Depois da crise na Americanas, que anunciou em janeiro um rombo de R$ 20 bilhões na contabilidade e a saída do presidente Sergio Rial, outras empresas do varejo demonstraram que também estão enfrentando momentos difíceis, como a Marisa e a Livraria Cultura.
Nesta semana, a Marisa também anunciou a renúncia do presidente-executivo Adalberto Pereira Santos e informou que vai contratar uma assessoria para renegociar as dívidas da empresa. A Marisa deve R$ 566 milhões, segundo o último balanço divulgado, do terceiro trimestre de 2022. A dívida cresceu 8% em relação a 2021 devido ao aumento das despesas.
Já a Livraria Cultura teve a falência decretada pela Justiça, nessa quinta-feira (9), após descumprir termos do acordo de recuperação judicial de 2018. Desde esse período, a empresa tenta pagar as dívidas de R$ 285 milhões, mas sem sucesso. A Cultura alega que o interesse por livros caiu por causa da estagnação da economia brasileira, a partir de 2014, e devido à nova geração, que não tem hábito de ler e prefere assistir séries na TV e interagir nas redes sociais.
Mas, afinal, há relação na crise envolvendo estas três empresas do varejo? Sim, segundo o economista especialista em mercado financeiro e renda variável, Gustavo Gomes. “5 anos atrás, a gente tinha um investimento muito alto nas empresas de varejo. Havia uma disponibilidade de capital muito mais fácil. E os juros eram muito menores. De lá pra cá essas dívidas começaram a ser cobradas e, com a alta dos juros, a gente vê que as margens ficaram cada vez mais apertadas. Então essa dívida fica cada vez mais cara e o lucro começa a diminuir”, explica.
Com as empresas em dificuldade financeira, os bancos enxergam maior dificuldade em receber as parcelas das dívidas e evitam renegociar com essas companhias. “É basicamente o que aconteceu com a Marisa. Os bancos estão vendo se tem alguma viabilidade, se a empresa vai realmente conseguir quitar suas dívidas. Eles pegaram alguns empréstimos e isso acaba abalando a confiabilidade dos bancos. E depois do que aconteceu com a Americanas, os bancos estão tomando uma posição defensiva e se protegendo cada vez mais”, explica.

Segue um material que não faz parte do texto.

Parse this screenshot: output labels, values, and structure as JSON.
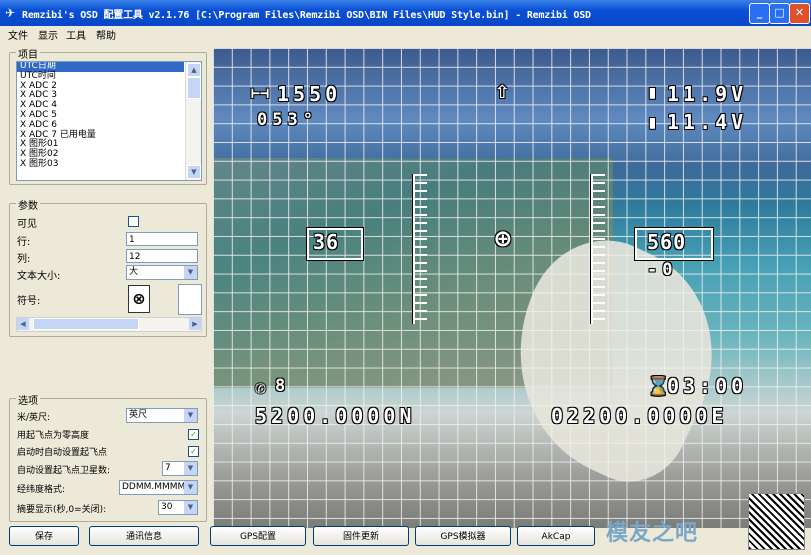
{
  "window": {
    "title": "Remzibi's OSD 配置工具 v2.1.76 [C:\\Program Files\\Remzibi OSD\\BIN Files\\HUD Style.bin] - Remzibi OSD",
    "min_label": "_",
    "max_label": "□",
    "close_label": "✕"
  },
  "menu": [
    "文件",
    "显示",
    "工具",
    "帮助"
  ],
  "items_group": {
    "label": "项目",
    "items": [
      "UTC日期",
      "UTC时间",
      "X ADC 2",
      "X ADC 3",
      "X ADC 4",
      "X ADC 5",
      "X ADC 6",
      "X ADC 7 已用电量",
      "X 图形01",
      "X 图形02",
      "X 图形03"
    ],
    "selected_index": 0
  },
  "params_group": {
    "label": "参数",
    "visible_label": "可见",
    "visible_checked": false,
    "row_label": "行:",
    "row_value": "1",
    "col_label": "列:",
    "col_value": "12",
    "fontsize_label": "文本大小:",
    "fontsize_value": "大",
    "symbol_label": "符号:",
    "symbol_glyph": "⊗"
  },
  "options_group": {
    "label": "选项",
    "unit_label": "米/英尺:",
    "unit_value": "英尺",
    "use_home_alt_label": "用起飞点为零高度",
    "use_home_alt_checked": true,
    "auto_set_home_label": "启动时自动设置起飞点",
    "auto_set_home_checked": true,
    "auto_sat_label": "自动设置起飞点卫星数:",
    "auto_sat_value": "7",
    "coord_format_label": "经纬度格式:",
    "coord_format_value": "DDMM.MMMM",
    "summary_label": "摘要显示(秒,0=关闭):",
    "summary_value": "30"
  },
  "buttons": {
    "save": "保存",
    "comm": "通讯信息",
    "gps_config": "GPS配置",
    "firmware": "固件更新",
    "gps_sim": "GPS模拟器",
    "akcap": "AkCap"
  },
  "hud": {
    "top_left_value": "1550",
    "heading": "053°",
    "volt1": "11.9V",
    "volt2": "11.4V",
    "speed_box": "36",
    "alt_box": "560",
    "vario": "-0",
    "sats": "8",
    "time": "03:00",
    "lat": "5200.0000N",
    "lon": "02200.0000E"
  },
  "watermark": "模友之吧"
}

Nesta semana, o Bradesco divulgou o lucro do quarto semestre de 2022, de R$ 1,5 bilhão, com queda de 76% devido a uma provisão extraordinária de R$ 4,9 bilhões para cobrir a exposição de todo o valor emprestado à Americanas, que pediu recuperação judicial na semana passada.
“O Bradesco fez isso porque não tem perspectiva de receber este valor. A Americanas tinha uma classificação muito boa com relação a risco de crédito e foi tudo por água abaixo no começo deste ano. Então, nesse caso, os bancos endurecem o tom não só com a Americanas e a Marisa, mas com todo mundo que tem crédito com eles, né? Para não tomar um tombo maior. E assim começa a apertar de todos os lados”, avalia o economista.
Após o anúncio da renúncia do presidente e a tentativa de renegociação de dívidas, a Marisa viu suas ações despencarem 22% na quinta-feira (9), ficando abaixo de R$ 1 pela primeira vez na história da companhia, que entrou na Bolsa em 2007. Nesta sexta-feira (10), nova queda, desta vez de 7,32%, com os papéis da empresa sendo negociados a R$ 0,76. “No caso da Marisa, pode ser que a empresa já tenha informado aos bancos que vai precisar renegociar algumas linhas de crédito, então isso fez com que o ativo caísse”, diz Gomes.
O caso da Livraria Cultura também se enquadra nesta situação de forte risco de inadimplência, segundo o economista. “Foi algo bem parecido também, visto que a Cultura falou que não conseguiria quitar algumas das suas dívidas. Isto fez com que, primeiro, a empresa perdesse a confiança dos bancos e não conseguisse mais pegar empréstimo, e, segundo, que ela desse calote em alguma parte dessa dívida”, conclui.